Here in New York, Venezuelan president Hugo Chavez has been causing a sensation. With a recent speech at the United Nations during which he called George Bush "the devil," Chavez turned up his rhetorical bombast on the White House. "I can still smell sulfur in the room," Chavez added, referring to Bush's earlier address at the United Nations. Yesterday, while touring Harlem, Chavez went even further, calling Bush a "sick man" and an alcoholic.

 

It's not the first time that Chavez has relied on such mud slinging.

 

Personally, I preferred Chavez's prior characterization of Bush as "Mr. Danger," a more droll term than the devil.

 

But beyond the mere rhetoric, what does Chavez hope to achieve through this verbal assault? By bashing the White House, Chavez surely shores up his domestic constituency, the Venezuelan poor. And he may enhance his stature world wide as a combative, hemispheric leader.

 

However, the long term impact of Chavez's remarks upon the domestic U.S. political scene is unclear. While many on the liberal left in New York will not disagree with Chavez's opposition to Bush (U.S. interference in Venezuelan affairs, documented in meticulous detail in my recent book, Hugo Chavez: Oil, Politics, and The Challenge To The U.S., has been a longstanding concern of political activists here), the rest of the country is another matter.

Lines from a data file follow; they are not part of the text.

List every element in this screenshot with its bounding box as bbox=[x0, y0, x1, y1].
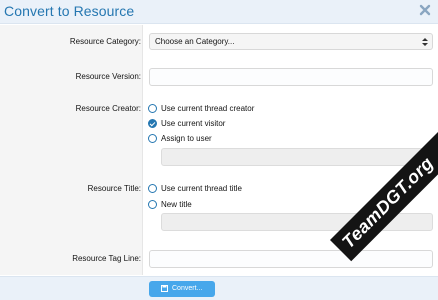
dialog-titlebar: Convert to Resource bbox=[0, 0, 438, 24]
convert-button[interactable]: Convert... bbox=[149, 281, 215, 297]
radio-label: New title bbox=[161, 200, 192, 209]
radio-circle-icon bbox=[148, 200, 157, 209]
resource-category-label: Resource Category: bbox=[69, 37, 141, 46]
select-arrows-icon bbox=[422, 38, 428, 46]
save-icon bbox=[161, 285, 168, 292]
resource-category-select[interactable]: Choose an Category... bbox=[149, 33, 433, 50]
radio-circle-icon bbox=[148, 104, 157, 113]
resource-creator-label: Resource Creator: bbox=[75, 104, 141, 113]
label-column bbox=[0, 25, 143, 275]
radio-checked-icon bbox=[148, 119, 157, 128]
convert-button-label: Convert... bbox=[172, 284, 203, 292]
radio-circle-icon bbox=[148, 184, 157, 193]
radio-label: Use current visitor bbox=[161, 119, 226, 128]
resource-tagline-label: Resource Tag Line: bbox=[72, 254, 141, 263]
radio-label: Use current thread title bbox=[161, 184, 242, 193]
assign-user-input[interactable] bbox=[161, 148, 433, 166]
resource-version-input[interactable] bbox=[149, 68, 433, 86]
resource-version-label: Resource Version: bbox=[75, 72, 141, 81]
radio-label: Assign to user bbox=[161, 134, 212, 143]
resource-tagline-input[interactable] bbox=[149, 250, 433, 268]
resource-category-value: Choose an Category... bbox=[155, 37, 235, 46]
radio-circle-icon bbox=[148, 134, 157, 143]
close-icon[interactable] bbox=[419, 4, 431, 16]
radio-label: Use current thread creator bbox=[161, 104, 255, 113]
dialog-footer bbox=[0, 276, 438, 300]
watermark: TeamDGT.org bbox=[338, 152, 438, 253]
dialog-title: Convert to Resource bbox=[4, 3, 135, 19]
resource-title-label: Resource Title: bbox=[87, 184, 141, 193]
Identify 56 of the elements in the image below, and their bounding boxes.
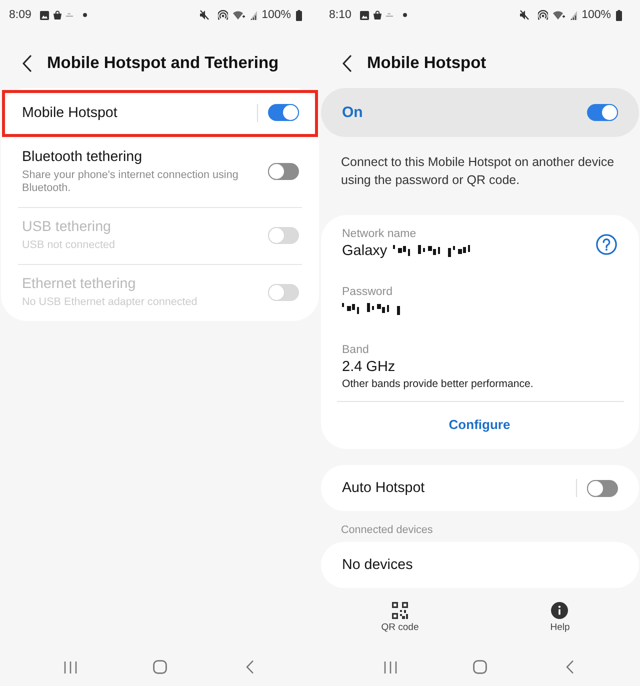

They're watching the likes of CNN, which yesterday spent much of the afternoon deriding Chavez. On one segment, anchor Wolf Blitzer interviewed Republican William Bennett and Democrat Donna Brazzille about Chavez's visit. Both lambasted Chavez for his imprudence. From there it was on to pundit Jack Cafferty who suggested that we immediately deport Chavez back to Venezuela.

 

With the media getting whipped up into a frenzy over Chavez's effrontery, what is worrying is that the Venezuelan president might actually have a political impact on the upcoming Congressional elections in November and tip the scale towards the Republicans. While the GOP looks vulnerable, Bush has recently been surging in the polls by stoking the public's fear of terrorism. He's also been doing a fair amount of saber rattling towards Iran, a nation that Chavez has warmly embraced.

 

Will Chavez play into Bush and Republican hands? The Democrats have been momentarily cast off balance by Chavez's visit. Even liberal Congressman Charlie Rangel of Harlem criticized Chavez for his rhetorical excesses. House Minority leader Nancy Pelosi went even farther, calling Chavez "a thug." The Democrats, it seems, fear that close identification with Chavez could cost them politically.

 

In a very cutthroat sense, they might be right.

 

During the recent presidential election in Peru, the more nationalist candidate Ollanta Humala embraced Chavez. Meanwhile, the Venezuelan leader made no secret of his antipathy towards Humala's challenger, Alan Garcia.

 

Chavez taunted Garcia in much the same way that he is doing now with Bush.

 

The tactic backfired: Garcia exploited the issue, charging that Chavez was blatantly interfering in Peru's domestic politics. Garcia went on to beat Humala in the general election and Chavez was discredited.

 

Does Chavez know what he is doing? The Venezuelan leader likes the limelight, but his actions may have unforseen consequences.